Abstract

In 2006-2007, convert funded stock buybacks are popular. Why? Consider Cypress Semiconductor's complex transaction. In March 2007, its stock at $18.89, Cypress sells $600 million of converts, enters a $571 million VWAP (volume weighted average price) stock buyback contract, buys calls and sells warrants. It retires 28.9 million shares. Good profits! Bad deal? Six months post deal with its stock up 51.9% to $28.70, Cypress stands to reap a $180 million benefit at maturity, a $1.18 (4.3%) stock price boon for ongoing shareholders. Still, when it enters the deal, Cypress: - Needs 11.0% stock price appreciation to break even - Is exposed to 100% of any shortfall in its stock price from breakeven - Receives 100% of any stock price increase up to 28.7% above breakeven - Receives just 13.0% of any further stock price advance Simpler, superior structures are available. At 0-5% added cost, a call spread matches upside but cuts risk 83% or more. Other structures give lower cost with equal (or better) upside. Its deal choice (full downside; limited upside) suggests Cypress at execution is sure its stock is going up. Are selling shareholders adequately informed? Is earnings management an attraction?
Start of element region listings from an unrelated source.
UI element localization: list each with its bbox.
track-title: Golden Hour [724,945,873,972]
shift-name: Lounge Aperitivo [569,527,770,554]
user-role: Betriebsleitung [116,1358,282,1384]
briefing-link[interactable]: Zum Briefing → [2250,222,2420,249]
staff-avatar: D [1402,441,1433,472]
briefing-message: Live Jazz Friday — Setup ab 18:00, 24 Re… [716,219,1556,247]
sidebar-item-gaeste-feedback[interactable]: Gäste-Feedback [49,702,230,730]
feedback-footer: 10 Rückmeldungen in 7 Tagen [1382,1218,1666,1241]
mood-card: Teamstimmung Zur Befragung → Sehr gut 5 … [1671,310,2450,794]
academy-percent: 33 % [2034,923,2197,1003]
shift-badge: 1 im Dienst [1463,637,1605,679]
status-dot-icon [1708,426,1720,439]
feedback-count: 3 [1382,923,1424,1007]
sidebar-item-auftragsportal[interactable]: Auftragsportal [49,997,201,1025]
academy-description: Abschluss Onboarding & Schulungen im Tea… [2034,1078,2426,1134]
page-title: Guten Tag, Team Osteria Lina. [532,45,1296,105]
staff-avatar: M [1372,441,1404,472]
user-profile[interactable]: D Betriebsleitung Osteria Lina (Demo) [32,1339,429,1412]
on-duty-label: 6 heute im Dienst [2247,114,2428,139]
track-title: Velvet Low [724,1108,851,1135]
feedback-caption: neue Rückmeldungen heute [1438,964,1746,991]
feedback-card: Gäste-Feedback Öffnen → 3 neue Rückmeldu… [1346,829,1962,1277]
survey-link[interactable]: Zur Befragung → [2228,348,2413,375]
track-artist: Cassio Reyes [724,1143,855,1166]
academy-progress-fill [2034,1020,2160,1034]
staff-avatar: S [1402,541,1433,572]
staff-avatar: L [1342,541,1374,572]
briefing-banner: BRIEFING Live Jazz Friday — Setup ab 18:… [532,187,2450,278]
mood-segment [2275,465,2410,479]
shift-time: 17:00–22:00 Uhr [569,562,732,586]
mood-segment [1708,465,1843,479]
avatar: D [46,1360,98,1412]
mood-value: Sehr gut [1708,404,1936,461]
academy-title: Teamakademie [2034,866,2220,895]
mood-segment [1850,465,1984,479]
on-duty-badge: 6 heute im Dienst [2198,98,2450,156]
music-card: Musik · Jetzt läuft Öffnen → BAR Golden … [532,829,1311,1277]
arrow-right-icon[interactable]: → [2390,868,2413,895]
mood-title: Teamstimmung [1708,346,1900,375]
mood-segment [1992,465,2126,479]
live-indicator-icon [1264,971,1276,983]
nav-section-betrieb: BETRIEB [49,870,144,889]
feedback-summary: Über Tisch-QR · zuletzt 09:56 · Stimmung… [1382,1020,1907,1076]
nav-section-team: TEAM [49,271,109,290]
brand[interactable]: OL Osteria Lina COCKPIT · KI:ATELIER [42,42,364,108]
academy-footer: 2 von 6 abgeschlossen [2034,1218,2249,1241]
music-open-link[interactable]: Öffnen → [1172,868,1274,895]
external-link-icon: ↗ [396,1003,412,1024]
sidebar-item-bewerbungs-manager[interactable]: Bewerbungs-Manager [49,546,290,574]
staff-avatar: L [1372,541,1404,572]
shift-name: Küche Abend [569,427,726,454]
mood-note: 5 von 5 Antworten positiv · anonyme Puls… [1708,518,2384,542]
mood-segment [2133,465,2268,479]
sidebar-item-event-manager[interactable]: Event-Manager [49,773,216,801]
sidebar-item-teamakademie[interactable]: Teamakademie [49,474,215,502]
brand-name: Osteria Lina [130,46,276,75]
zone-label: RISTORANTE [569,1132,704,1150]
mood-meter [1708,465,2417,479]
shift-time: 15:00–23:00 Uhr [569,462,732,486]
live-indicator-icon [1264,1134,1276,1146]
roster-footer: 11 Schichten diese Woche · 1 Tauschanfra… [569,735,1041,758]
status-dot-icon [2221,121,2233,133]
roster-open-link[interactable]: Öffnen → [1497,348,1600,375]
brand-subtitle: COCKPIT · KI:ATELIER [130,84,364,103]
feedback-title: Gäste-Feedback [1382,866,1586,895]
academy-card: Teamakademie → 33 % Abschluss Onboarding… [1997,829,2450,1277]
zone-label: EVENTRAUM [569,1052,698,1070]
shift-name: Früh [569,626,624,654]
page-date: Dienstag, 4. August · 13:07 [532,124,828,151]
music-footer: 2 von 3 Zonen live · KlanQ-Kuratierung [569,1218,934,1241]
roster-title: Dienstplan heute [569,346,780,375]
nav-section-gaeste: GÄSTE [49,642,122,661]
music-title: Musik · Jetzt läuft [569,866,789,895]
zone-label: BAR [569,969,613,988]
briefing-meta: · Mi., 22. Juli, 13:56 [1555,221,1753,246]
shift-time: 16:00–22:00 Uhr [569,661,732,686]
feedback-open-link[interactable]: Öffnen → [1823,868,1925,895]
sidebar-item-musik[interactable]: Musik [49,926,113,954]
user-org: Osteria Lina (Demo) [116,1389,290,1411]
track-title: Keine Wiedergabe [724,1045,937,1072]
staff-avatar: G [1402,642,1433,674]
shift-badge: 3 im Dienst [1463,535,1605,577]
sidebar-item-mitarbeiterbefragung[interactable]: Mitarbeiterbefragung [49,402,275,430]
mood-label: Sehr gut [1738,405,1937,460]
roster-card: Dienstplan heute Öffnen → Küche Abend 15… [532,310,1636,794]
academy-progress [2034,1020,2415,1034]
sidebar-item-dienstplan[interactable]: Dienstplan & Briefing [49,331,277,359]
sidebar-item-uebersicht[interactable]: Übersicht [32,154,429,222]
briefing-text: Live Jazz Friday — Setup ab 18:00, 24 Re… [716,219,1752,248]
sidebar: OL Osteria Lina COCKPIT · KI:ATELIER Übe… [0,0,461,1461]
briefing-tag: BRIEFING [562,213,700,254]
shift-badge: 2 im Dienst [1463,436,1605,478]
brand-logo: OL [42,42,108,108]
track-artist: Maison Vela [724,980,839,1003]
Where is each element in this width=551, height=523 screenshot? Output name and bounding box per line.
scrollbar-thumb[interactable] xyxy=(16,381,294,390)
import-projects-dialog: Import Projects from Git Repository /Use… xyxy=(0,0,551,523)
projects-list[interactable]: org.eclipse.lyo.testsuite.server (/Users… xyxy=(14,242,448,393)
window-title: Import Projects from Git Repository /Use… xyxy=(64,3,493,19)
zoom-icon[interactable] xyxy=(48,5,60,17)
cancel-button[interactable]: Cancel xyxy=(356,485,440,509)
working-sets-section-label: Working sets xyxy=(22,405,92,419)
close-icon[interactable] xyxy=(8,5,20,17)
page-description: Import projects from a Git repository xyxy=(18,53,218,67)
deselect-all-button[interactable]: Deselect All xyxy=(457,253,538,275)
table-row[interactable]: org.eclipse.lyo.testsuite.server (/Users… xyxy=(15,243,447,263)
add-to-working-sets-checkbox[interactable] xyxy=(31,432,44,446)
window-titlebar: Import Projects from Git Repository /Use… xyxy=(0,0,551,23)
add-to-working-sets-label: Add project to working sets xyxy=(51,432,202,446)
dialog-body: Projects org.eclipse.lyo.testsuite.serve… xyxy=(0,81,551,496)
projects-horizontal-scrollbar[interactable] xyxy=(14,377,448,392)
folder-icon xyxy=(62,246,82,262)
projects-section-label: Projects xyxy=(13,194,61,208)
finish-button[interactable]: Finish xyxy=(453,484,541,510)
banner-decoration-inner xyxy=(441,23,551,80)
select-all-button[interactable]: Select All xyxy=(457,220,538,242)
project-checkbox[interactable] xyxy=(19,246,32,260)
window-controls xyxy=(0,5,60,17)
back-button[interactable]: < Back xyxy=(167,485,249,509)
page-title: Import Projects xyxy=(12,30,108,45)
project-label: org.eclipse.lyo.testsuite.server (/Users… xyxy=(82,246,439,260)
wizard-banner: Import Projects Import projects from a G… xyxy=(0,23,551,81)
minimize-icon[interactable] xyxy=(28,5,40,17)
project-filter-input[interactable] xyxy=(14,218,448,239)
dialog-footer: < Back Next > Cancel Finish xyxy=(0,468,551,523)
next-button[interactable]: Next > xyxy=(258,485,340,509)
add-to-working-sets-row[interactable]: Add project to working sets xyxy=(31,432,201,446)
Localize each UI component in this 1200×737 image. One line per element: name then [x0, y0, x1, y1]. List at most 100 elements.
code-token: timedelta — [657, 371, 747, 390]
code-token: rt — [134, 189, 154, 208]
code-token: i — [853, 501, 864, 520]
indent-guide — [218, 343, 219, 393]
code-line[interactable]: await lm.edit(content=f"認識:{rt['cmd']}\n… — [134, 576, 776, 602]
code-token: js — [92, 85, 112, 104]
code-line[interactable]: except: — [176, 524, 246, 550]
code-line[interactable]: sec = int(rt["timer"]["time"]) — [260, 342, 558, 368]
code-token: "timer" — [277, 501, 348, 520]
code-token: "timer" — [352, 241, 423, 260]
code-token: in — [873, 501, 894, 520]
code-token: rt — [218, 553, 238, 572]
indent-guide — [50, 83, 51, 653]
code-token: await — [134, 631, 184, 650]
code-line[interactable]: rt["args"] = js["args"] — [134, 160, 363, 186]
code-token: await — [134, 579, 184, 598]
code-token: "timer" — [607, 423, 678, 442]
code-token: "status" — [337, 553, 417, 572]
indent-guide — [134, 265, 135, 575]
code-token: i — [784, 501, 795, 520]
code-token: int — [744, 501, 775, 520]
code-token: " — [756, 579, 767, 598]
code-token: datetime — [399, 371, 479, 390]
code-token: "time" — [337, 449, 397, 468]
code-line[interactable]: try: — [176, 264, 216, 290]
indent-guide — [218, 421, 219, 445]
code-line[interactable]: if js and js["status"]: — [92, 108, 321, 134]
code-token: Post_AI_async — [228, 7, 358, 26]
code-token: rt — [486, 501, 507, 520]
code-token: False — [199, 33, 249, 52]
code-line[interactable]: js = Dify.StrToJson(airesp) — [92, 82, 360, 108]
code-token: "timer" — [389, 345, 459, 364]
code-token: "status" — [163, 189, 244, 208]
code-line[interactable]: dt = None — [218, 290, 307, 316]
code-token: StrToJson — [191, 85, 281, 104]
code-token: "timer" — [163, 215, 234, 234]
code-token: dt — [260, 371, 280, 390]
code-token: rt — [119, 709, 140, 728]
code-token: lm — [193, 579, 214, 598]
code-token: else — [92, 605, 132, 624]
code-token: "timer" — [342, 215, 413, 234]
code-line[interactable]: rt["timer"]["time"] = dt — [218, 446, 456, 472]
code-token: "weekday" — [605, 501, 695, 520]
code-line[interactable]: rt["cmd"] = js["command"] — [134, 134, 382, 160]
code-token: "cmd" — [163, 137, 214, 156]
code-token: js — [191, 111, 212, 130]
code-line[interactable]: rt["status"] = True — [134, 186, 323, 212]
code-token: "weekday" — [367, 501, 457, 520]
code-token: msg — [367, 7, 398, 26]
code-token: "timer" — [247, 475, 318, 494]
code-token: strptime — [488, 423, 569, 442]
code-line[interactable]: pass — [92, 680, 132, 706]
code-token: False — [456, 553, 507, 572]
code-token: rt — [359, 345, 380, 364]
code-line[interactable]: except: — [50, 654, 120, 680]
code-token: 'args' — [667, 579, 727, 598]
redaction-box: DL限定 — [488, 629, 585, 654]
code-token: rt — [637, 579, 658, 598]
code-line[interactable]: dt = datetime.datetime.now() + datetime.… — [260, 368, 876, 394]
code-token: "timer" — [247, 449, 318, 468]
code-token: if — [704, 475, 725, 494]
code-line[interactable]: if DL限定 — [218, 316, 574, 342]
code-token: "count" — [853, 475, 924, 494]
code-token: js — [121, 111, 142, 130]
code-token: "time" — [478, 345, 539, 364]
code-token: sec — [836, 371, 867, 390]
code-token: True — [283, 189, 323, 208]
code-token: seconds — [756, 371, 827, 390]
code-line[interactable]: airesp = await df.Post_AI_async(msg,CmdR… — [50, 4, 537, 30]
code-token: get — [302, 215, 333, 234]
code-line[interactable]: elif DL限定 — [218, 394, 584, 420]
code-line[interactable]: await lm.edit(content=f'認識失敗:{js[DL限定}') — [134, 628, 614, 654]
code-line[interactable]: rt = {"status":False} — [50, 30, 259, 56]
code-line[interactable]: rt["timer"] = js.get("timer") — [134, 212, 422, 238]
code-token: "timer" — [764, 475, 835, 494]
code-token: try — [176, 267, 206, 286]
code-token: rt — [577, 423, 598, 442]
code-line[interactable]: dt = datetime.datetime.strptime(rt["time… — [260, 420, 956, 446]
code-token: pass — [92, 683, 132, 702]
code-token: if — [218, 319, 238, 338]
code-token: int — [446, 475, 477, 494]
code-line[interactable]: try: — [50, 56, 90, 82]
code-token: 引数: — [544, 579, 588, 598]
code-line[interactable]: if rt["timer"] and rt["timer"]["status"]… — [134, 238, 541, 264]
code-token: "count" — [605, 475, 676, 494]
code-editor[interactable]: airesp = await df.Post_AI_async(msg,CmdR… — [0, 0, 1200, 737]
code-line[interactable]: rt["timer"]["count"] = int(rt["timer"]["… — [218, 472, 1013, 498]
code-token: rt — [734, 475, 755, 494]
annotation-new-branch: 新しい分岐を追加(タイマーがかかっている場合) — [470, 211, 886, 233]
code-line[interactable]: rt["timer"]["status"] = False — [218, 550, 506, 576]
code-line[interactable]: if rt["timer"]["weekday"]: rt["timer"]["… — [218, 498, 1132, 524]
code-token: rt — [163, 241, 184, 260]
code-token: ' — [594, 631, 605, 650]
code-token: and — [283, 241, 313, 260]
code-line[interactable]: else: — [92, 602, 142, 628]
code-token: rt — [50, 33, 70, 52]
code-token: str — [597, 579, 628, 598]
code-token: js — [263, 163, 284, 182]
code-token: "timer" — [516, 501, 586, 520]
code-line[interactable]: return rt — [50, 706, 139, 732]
Real economic advantage through tax arbitrage seems blocked, but equity accounting lets deal losses (if incurred) and most fees bypass the income statement. A baseline settlement at current spot has Cypress receive a $180.2 million benefit through in part (40%) cash receipts, in part (60%) a 2.4% share count reduction. The only definite monetary trace in reported income is $27.0 million of tax deductible expense over the deal's life; Cypress can elect to show phantom income, but real tax then cuts the total real economic benefit. Also, stock buyback execution prices are seriously understated, but companies should not value this feature: The complex, syndicated deal itself exacerbates 10b-18 governance concerns, and misleading trade confirmations just put other anomalies in stock volume and pricing in a bad light. This analysis is tentative insofar as it fails to identify economic or governance advantages to explain the popularity of convert funded buybacks. Earnings cosmetics is not satisfying given the deal's poor risk/reward. Is there an overlooked tax advantage? The deal's popularity with banking syndicates is easy to understand, but, for now, we wonder, could the transaction be popular with companies because it is popular?